マイナビニュースでは、浦野にインタビュー。AKB48時代の秘話、アイドルの婚活、17LIVEにてライブ配信をはじめるまでの葛藤などについて話を聞いた。

  • 浦野一美 撮影:島本絵梨佳 ヘアメイク:Violet 武者ひなの

■チラシ配りがきっかけでデビュー

――ツイッターのプロフィールにも書かれていますが、シンディーさんはAKB48加入前、デパートで受付の仕事をされていたとか。

そうなんです! 高校を卒業してからすぐに都内のデパートに就職して、埼玉から電車で通っていました。

――その時はまだ、芸能のお仕事をしようとは考えていなかったんですか?

元々芸能の道には進みたかったんですけど、二十歳になってから芸能界に入るんだという漠然としたビジョンが自分のなかであって。もし芸能界に入って人気者になれたら、普通のことが普通にできなくなっちゃうんじゃないかなと思っていたんです。それなら芸能とは全く違う場所で社会人経験を積んで、一般常識を身につけてから、芸能界に入って夢を叶えようと。それはすごく大事なことなんじゃないかという思いがあって、一年ほどデパートで働きました。

――そして社会人を経験したあと、思い描いていたとおりに二十歳でAKB48のメンバーとして芸能界デビューされたわけですね。シンディーさんは1期生で、当時はまだAKB48の存在も世間には認知されていなかったと思うのですが、オーディションはどんな風に知ったんですか?

デパートの受付として勤めたあとに、催事場でチラシを配る単発のアルバイトをしていたのですが、そのチラシがAKB48のオーディション募集のチラシだったんです!

――そんな知り方があるとは(笑)!

すごい特殊ですよね(笑)。

■よくアイドルになれたなって(笑)

――導かれるように加入したAKB48としての活動は当初いかがでしたか?

ダンスが本当に大変で、たかみな(高橋みなみ)と一緒によく居残りしてました。「なんで入っちゃったんだろう……」と思うくらい、しんどかったです。今でも思うのですが、ダンスがこんなにも苦手なのに、よくアイドルになれたなって(笑)。選抜に入れたのも本当にファンの皆さんのおかげです。

不得意なことがあっても、自分の得意なことを最大限に生かせるのがAKB48なのかなと。「ダンスもできないのにアイドル!? それもチームリーダー!?」と驚く人もいると思うんです。たかみなはすごく頑張ってダンスもできるようになったけど、私はどんなに頑張っても全然ダメで……それでもグループのなかで自分の可能性を見出せるポジションを与えてくれたのが秋元先生で、「AKB48ってすごいな」と改めて思いますね。

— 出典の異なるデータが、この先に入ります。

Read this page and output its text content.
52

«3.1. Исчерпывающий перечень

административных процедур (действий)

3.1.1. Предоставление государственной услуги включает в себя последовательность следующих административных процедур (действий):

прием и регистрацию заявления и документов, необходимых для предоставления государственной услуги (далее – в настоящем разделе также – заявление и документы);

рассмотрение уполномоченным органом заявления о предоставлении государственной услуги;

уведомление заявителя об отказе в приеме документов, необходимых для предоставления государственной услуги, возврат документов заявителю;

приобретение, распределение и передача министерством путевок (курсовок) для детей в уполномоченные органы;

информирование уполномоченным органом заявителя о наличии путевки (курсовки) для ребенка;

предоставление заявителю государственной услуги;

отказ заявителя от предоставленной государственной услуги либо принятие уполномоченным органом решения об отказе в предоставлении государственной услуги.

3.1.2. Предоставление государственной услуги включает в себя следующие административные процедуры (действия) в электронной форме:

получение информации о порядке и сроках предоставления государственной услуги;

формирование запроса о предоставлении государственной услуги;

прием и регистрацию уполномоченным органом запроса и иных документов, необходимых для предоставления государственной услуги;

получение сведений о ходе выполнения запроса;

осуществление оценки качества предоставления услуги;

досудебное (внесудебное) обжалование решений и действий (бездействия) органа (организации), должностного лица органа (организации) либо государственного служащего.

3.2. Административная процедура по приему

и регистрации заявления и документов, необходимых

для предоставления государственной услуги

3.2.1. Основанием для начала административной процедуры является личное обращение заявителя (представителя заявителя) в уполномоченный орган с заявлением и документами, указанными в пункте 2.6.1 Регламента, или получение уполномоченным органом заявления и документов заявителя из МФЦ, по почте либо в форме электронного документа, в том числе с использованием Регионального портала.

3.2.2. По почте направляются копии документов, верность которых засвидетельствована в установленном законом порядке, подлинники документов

――メンバーをまとめる上で、意識されていたことはありますか?

気持ちの面でサポートしながら、社会人として基本的なことを伝えてあげられたらと思っていました。小さなことなんですけど、「楽屋が散らかったままになっていたら、片付けようね」「挨拶はちゃんとしようね」と注意したり。まだすごく若くて、アルバイトもしたことがない子たちも多かったので、社会人経験のある自分が教えてあげなきゃなって。

――AKB48加入前の社会人経験が見事に生きたわけですね。ご自身がダンスに苦労するなかで、リーダーとしての役割も果たすのは大変ではなかったんですか?

自分ができないことは、他の誰かが助けてくれるから大丈夫だと思っていました。チームのメンバーが「シンディーはダンスができないから」と言って教えてくれたり、ダンスの先生も私用に優しい振りを作ってくれて、それでもプロとして成立するものにしてくれたり。みんなの支えがなかったら、リーダーも続けられなかったかもしれません。でも、今のAKB48だったら、私はそもそもグループに入れていなかっただろうなと思います(笑)。それくらい、今の子たちはダンスのクオリティがすごくて。